I also collected the GIs' read paperbacks, which they threw away after reading them.

They had a special format and fit in trouser or jacket pockets.

I learned English by looking up hundreds of unfamiliar words.

Soon we boys spoke better English than our English teachers, albeit with heavy American accents.

In addition to the

pocket books

, I also saw used condoms for the first time, with which the GIs copiously plastered the sidewalks.

This is how the soldiers protected themselves from sexually transmitted diseases,

venereal disease

in English, abbreviated VD.

In the vernacular, it soon became »Veronika Thank You«.

There was also an America House in Schwäbisch Gmünd.

The Americans had set up a small library in a requisitioned manufacturer's villa, three or four thousand volumes.

That's when I discovered all the American authors I didn't even know existed before: Hemingway, Faulkner, F. Scott Fitzgerald, Dos Passos.

Reading it opened a window to a world that had previously been closed to me.

To this day I associate the summer of 1945 with a certain smell: the early morning smell of freshly brewed American coffee.

And the sweet smell of Chesterfield cigarettes—American smells that I later found in Greyhound bus stations in the United States.

The sound of summer?

The roar of the jeeps, AFN, jazz

From time to time there were also smells of hunger.

You don't smell very good when you're hungry.

Kind of putrid, like bad breath.

And sometimes people must have smelled unwashed.

At that time it was customary for men to wear a shirt for a week.

Many shirts had collars that could be buttoned up, so a fresh collar was tied on every two days.

There was neither deodorant nor washing powder, and hardly anyone had a washing machine or dryer.

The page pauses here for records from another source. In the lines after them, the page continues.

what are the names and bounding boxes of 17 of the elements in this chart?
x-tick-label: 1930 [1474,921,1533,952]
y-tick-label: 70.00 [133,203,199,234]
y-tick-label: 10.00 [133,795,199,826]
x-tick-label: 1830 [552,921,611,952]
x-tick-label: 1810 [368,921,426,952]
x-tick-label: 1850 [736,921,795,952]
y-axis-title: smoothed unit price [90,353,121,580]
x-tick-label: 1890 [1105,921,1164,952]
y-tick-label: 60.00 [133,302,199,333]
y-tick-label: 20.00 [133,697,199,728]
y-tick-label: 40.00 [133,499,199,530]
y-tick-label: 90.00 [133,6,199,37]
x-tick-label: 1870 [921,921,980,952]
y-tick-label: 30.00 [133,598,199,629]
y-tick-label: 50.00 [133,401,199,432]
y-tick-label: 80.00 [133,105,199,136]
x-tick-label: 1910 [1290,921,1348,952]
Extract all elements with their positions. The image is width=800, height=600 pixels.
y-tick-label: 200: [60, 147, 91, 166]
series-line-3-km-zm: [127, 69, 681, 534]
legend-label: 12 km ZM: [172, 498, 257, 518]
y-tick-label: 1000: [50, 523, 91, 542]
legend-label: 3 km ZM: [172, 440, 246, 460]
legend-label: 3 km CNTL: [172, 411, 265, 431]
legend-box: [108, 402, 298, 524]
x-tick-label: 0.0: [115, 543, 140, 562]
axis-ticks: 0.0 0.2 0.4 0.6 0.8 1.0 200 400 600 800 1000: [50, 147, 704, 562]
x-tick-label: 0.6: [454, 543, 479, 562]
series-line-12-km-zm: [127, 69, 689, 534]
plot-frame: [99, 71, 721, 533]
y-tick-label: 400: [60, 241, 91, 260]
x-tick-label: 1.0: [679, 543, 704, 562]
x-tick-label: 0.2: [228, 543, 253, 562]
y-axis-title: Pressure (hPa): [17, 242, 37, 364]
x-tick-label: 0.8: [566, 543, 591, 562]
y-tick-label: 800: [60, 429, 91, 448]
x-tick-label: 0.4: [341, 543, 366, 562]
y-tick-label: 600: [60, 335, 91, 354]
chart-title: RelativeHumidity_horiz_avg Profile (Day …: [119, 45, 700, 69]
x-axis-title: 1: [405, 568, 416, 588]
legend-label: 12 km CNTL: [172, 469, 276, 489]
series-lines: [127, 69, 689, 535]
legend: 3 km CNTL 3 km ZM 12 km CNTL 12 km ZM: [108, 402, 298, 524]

Brassieres and panties and shirts hung on lines to dry in the sun.

And the sound of this summer?

The roar of the jeeps.

And AFN, American Forces Network, the American military radio station.

AFN was a very formative medium.

The station introduced us to Bing Crosby and Frank Sinatra, Glenn Miller's "Chattanooga Choo Choo" and Tommy Dorsey's "Swing Low, Sweet Chariot."

Absolutely jazz.

In a way, that first post-war summer lasted until 1989/90.

Currency reform, the founding of the Federal Republic and the GDR, and the Cold War determined the new reality.

After the Berlin blockade in 1948/49 and the beginning of the Korean conflict, the Germans slowly moved into the cohort of guest winners.

From pariahs they became partners, in East and West.

But for four decades the borders in Germany and Europe remained as they had been in the summer of 1945.

Seen in this way, the summer of 1945 did not end until 1990.